Hearing on Bidding Process for Coal Operator Continued< < Back to
HUNTINGTON, W.Va. (AP) — A federal hearing adjourned Thursday without a decision on a bidding process proposed for mines owned by a bankrupt West Virginia-based coal company.
U.S. Bankruptcy Judge Frank Volk told the parties in federal court in Huntington the emergency hearing would resume Friday morning in Charleston.
Volk heard nearly two hours of arguments from Blackjewel LLC attorney Stephen Lerner as well as objections from attorneys representing the federal government.

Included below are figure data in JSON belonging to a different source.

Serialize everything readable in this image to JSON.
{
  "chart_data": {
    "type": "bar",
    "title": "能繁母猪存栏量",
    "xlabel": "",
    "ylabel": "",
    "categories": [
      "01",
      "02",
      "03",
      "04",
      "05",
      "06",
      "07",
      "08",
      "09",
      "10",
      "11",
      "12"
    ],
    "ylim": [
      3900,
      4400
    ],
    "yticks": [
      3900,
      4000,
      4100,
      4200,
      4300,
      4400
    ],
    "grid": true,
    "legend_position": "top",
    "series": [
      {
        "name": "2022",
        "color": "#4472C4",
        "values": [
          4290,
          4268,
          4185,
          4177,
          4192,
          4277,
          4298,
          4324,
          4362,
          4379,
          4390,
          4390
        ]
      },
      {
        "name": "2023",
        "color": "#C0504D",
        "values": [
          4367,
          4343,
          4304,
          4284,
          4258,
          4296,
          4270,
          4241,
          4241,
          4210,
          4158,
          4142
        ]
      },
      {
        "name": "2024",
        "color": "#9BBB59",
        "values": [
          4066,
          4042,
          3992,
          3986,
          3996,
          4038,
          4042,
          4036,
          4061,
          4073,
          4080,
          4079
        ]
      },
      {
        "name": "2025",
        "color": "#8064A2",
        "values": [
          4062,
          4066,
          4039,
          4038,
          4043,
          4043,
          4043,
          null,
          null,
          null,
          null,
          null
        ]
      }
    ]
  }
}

At the end of the hearing, Volks said he wanted to hear objections from others as well.
Lerner said the bidding process is Blackjewel’s “only and last and best hope.”
Bristol, Tennessee-based Contura Energy said in a news release that it has offered $20.6 million as the stalking horse bidder for three mines owned by Milton-based Blackjewel. The purchase could put hundreds back to work at the Eagle Butte and Belle Ayr mines in Wyoming and Pax Surface Mine in West Virginia. They’ve been closed since Blackjewel filed for Chapter 11 bankruptcy protection July 1.
According to Lerner, if other qualifying bids are made by a July 31 deadline, an auction would be held on Aug 1. Lerner said any party could bid on any combination of Blackjewel’s assets.
Lerner called it a “very expedited process” and one that “works under the circumstances. Is it perfect? No. (But) we can save a lot of people’s jobs.”
Contura sold the Wyoming mines to Blackjewel in 2017. They were the among the top-producing coal mines in the U.S.
According to Contura, it would provide an $8.1 million deposit toward the purchase to be applied to cash-strapped Blackjewel’s expenses. Contura would acquire the assets without assuming Blackwater’s liens.
Government attorney Fred Westfall said being unable to collect tax liens as well as fines assessed by federal mine regulators “defeats the regulatory process.”
Westfall also said the bidding process time frame was “too short and that Blackjewel’s detailed asset and liability information was lacking.
“We have operated in the dark,” Westfall said. “We need that information.”